Nigel Llong, a former Kent player whose previous claim to fame was umpiring in the first Twenty20 international in England when Ricky Ponting's Australia were stunned at the Rose Bowl in 2005, will break new ground at Old Trafford on Thursday – in a van in the car park – when he combines the roles of third umpire and television director.
Llong, who is one of the four English members of the International Cricket Council's elite umpires panel, has been chosen to conduct the trials for a new system of which the game's global governing body has high hopes.
Unlike Kumar Dharmasena, the Sri Lankan who has been appointed third umpire for the third Test – and will therefore be reliant on the replays provided by Sky, the host broadcaster – Llong will have the power to select his own replays from a giant screen offering the full range of options, including Hot Spot and Hawk-Eye.
On this occasion his decisions will carry no authority, and are unlikely to become known beyond the confines of his truck – Dave Richardson, the ICC's chief executive, has stressed that the trials are only "at the drawing board stage".
But the fact that they are being conducted during an Ashes series in which the role of the third umpire has provoked so much discussion and controversy means that the results will be eagerly scrutinised, even though Llong's position does not seem dramatically different from that which currently applies.
Dharmasena, like Marais Erasmus and Tony Hill in the first two Tests, will be able to request replays from Sky and to have them repeated as often as he likes. But the ICC hopes that by taking greater control over the process itself, it may be able to speed it up and also, crucially, remove one of the key planks of Indian resistance to the decision review system, which is that it is vulnerable to broadcasting bias.

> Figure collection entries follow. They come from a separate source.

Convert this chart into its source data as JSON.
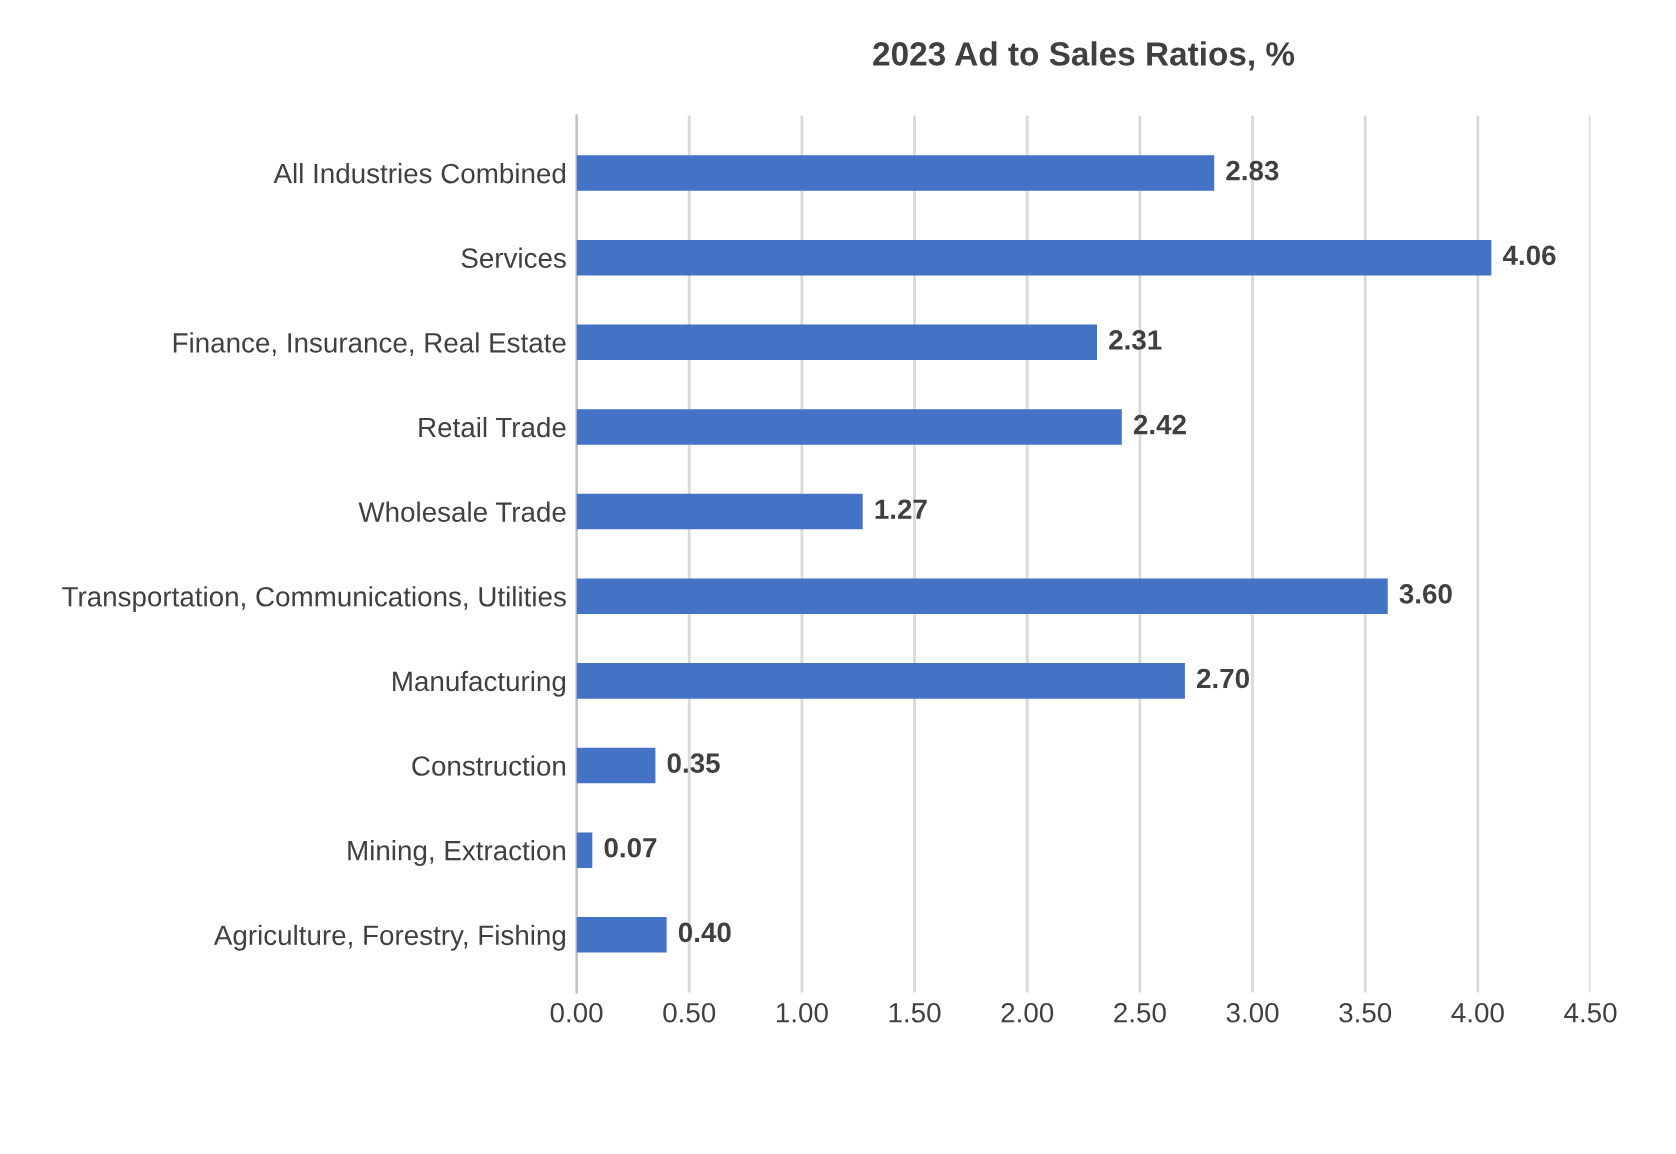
{
  "chart_data": {
    "type": "bar",
    "orientation": "horizontal",
    "title": "2023 Ad to Sales Ratios, %",
    "categories": [
      "All Industries Combined",
      "Services",
      "Finance, Insurance, Real Estate",
      "Retail Trade",
      "Wholesale Trade",
      "Transportation, Communications, Utilities",
      "Manufacturing",
      "Construction",
      "Mining, Extraction",
      "Agriculture, Forestry, Fishing"
    ],
    "values": [
      2.83,
      4.06,
      2.31,
      2.42,
      1.27,
      3.6,
      2.7,
      0.35,
      0.07,
      0.4
    ],
    "value_labels": [
      "2.83",
      "4.06",
      "2.31",
      "2.42",
      "1.27",
      "3.60",
      "2.70",
      "0.35",
      "0.07",
      "0.40"
    ],
    "color": "#4472c4",
    "xlim": [
      0,
      4.5
    ],
    "xticks": [
      {
        "value": 0,
        "label": "0.00"
      },
      {
        "value": 0.5,
        "label": "0.50"
      },
      {
        "value": 1,
        "label": "1.00"
      },
      {
        "value": 1.5,
        "label": "1.50"
      },
      {
        "value": 2,
        "label": "2.00"
      },
      {
        "value": 2.5,
        "label": "2.50"
      },
      {
        "value": 3,
        "label": "3.00"
      },
      {
        "value": 3.5,
        "label": "3.50"
      },
      {
        "value": 4,
        "label": "4.00"
      },
      {
        "value": 4.5,
        "label": "4.50"
      }
    ],
    "grid": "x",
    "legend": false
  }
}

There have been other more radical suggestions for reform of DRS during the past few days. Warren Brennan, the inventor of the Hot Spot technology, has been trialling Real Time Snicko – a combination of Hot Spot and the Snickometer, the device to detect edges which cannot currently be used by the third umpire because it takes too long – and hopes it can be introduced before the return Ashes series in Australia.
Meanwhile Richardson confirmed to The Age at the launch of the 2015 World Cup in Melbourne that there has been "a lot of informal discussion" about the possibility of allowing teams additional reviews in long Test innings – a prospect that will horrify those who believe the technology is already being misused and abused.
There is also a growing move behind the scenes for members of the ICC's elite panel to receive more training and practice in their use of all the rapidly developing technology, which could lead to the development of specialist third umpires.
But at this stage there seems no prospect of cricket following the example of the two rugby codes by requiring the third umpire to explain his choice and use of replays, and therefore his decisions, on air.
The ICC has always insisted on the need for the third umpire to operate in a sealed area, accompanied only by the match referee and perhaps the reserve umpire, to prevent any outside influence being exerted – which is why Llong will be out in the car park while Dharmasena and Ranjan Madugalle will be elsewhere at Old Trafford.